Microservices on AKS
| Decision | Recommendation |
|---|---|
| Namespace strategy | One namespace per service team |
| Resource isolation | ResourceQuotas per namespace |
| Network boundaries | NetworkPolicies between namespaces (default-deny) |
| Service communication | In-cluster DNS for internal, HTTPS for external |
| Secrets | External Secrets Operator + Key Vault, never Kubernetes Secrets directly |
| Configuration | ConfigMaps for non-sensitive, Key Vault for sensitive |
# Resource quota per team namespace
apiVersion: v1
kind: ResourceQuota
metadata:
name: team-quota
namespace: payments-team
spec:
hard:
requests.cpu: "20"
requests.memory: 40Gi
limits.cpu: "40"
limits.memory: 80Gi
persistentvolumeclaims: "10"
services.loadbalancers: "2"
Anti-patterns to avoid
- Public API server -- Your control plane is on the internet. Use private cluster.
- Single namespace for all workloads -- No isolation, no quotas, one team can starve another.

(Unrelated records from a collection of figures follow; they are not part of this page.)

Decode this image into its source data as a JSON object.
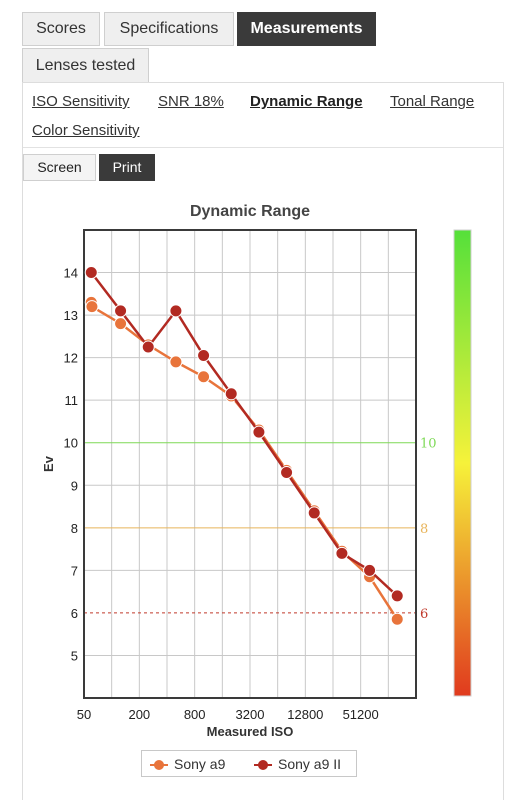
{
  "tabs": [
    {
      "label": "Scores",
      "active": false
    },
    {
      "label": "Specifications",
      "active": false
    },
    {
      "label": "Measurements",
      "active": true
    },
    {
      "label": "Lenses tested",
      "active": false
    }
  ],
  "subnav": [
    {
      "label": "ISO Sensitivity",
      "active": false
    },
    {
      "label": "SNR 18%",
      "active": false
    },
    {
      "label": "Dynamic Range",
      "active": true
    },
    {
      "label": "Tonal Range",
      "active": false
    },
    {
      "label": "Color Sensitivity",
      "active": false
    }
  ],
  "toggle": {
    "screen": "Screen",
    "print": "Print",
    "active": "print"
  },
  "chart_data": {
    "type": "line",
    "title": "Dynamic Range",
    "xlabel": "Measured ISO",
    "ylabel": "Ev",
    "x_scale": "log2",
    "x_ticks": [
      50,
      200,
      800,
      3200,
      12800,
      51200
    ],
    "x_tick_labels": [
      "50",
      "200",
      "800",
      "3200",
      "12800",
      "51200"
    ],
    "xlim": [
      50,
      204800
    ],
    "ylim": [
      4,
      15
    ],
    "y_ticks": [
      5,
      6,
      7,
      8,
      9,
      10,
      11,
      12,
      13,
      14
    ],
    "grid": true,
    "reference_lines": [
      {
        "value": 10,
        "label": "10",
        "color": "#7ed957",
        "style": "solid"
      },
      {
        "value": 8,
        "label": "8",
        "color": "#e8b45a",
        "style": "solid"
      },
      {
        "value": 6,
        "label": "6",
        "color": "#c0392b",
        "style": "dashed"
      }
    ],
    "colorbar": {
      "colors": [
        "#55e03a",
        "#f6f23a",
        "#e03a1e"
      ]
    },
    "legend_position": "bottom",
    "series": [
      {
        "name": "Sony a9",
        "color": "#e8743b",
        "points": [
          {
            "x": 60,
            "y": 13.3
          },
          {
            "x": 61,
            "y": 13.2
          },
          {
            "x": 125,
            "y": 12.8
          },
          {
            "x": 250,
            "y": 12.3
          },
          {
            "x": 500,
            "y": 11.9
          },
          {
            "x": 1000,
            "y": 11.55
          },
          {
            "x": 2000,
            "y": 11.1
          },
          {
            "x": 4000,
            "y": 10.3
          },
          {
            "x": 8000,
            "y": 9.35
          },
          {
            "x": 16000,
            "y": 8.4
          },
          {
            "x": 32000,
            "y": 7.45
          },
          {
            "x": 64000,
            "y": 6.85
          },
          {
            "x": 128000,
            "y": 5.85
          }
        ]
      },
      {
        "name": "Sony a9 II",
        "color": "#b22a22",
        "points": [
          {
            "x": 60,
            "y": 14.0
          },
          {
            "x": 125,
            "y": 13.1
          },
          {
            "x": 250,
            "y": 12.25
          },
          {
            "x": 500,
            "y": 13.1
          },
          {
            "x": 1000,
            "y": 12.05
          },
          {
            "x": 2000,
            "y": 11.15
          },
          {
            "x": 4000,
            "y": 10.25
          },
          {
            "x": 8000,
            "y": 9.3
          },
          {
            "x": 16000,
            "y": 8.35
          },
          {
            "x": 32000,
            "y": 7.4
          },
          {
            "x": 64000,
            "y": 7.0
          },
          {
            "x": 128000,
            "y": 6.4
          }
        ]
      }
    ]
  }
}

- Service principals with secrets -- Use managed identity. Secrets expire and leak.
- No network policies -- Every pod can talk to every other pod. One breach compromises everything.
- Deploying directly with kubectl -- No audit trail, no rollback, no reproducibility. Use GitOps.
- No egress filtering -- Compromised pods can phone home to any C2 server.
The AKS Baseline reference implementation is fully deployable. Clone the repo, customize parameters, deploy. Don't build from scratch.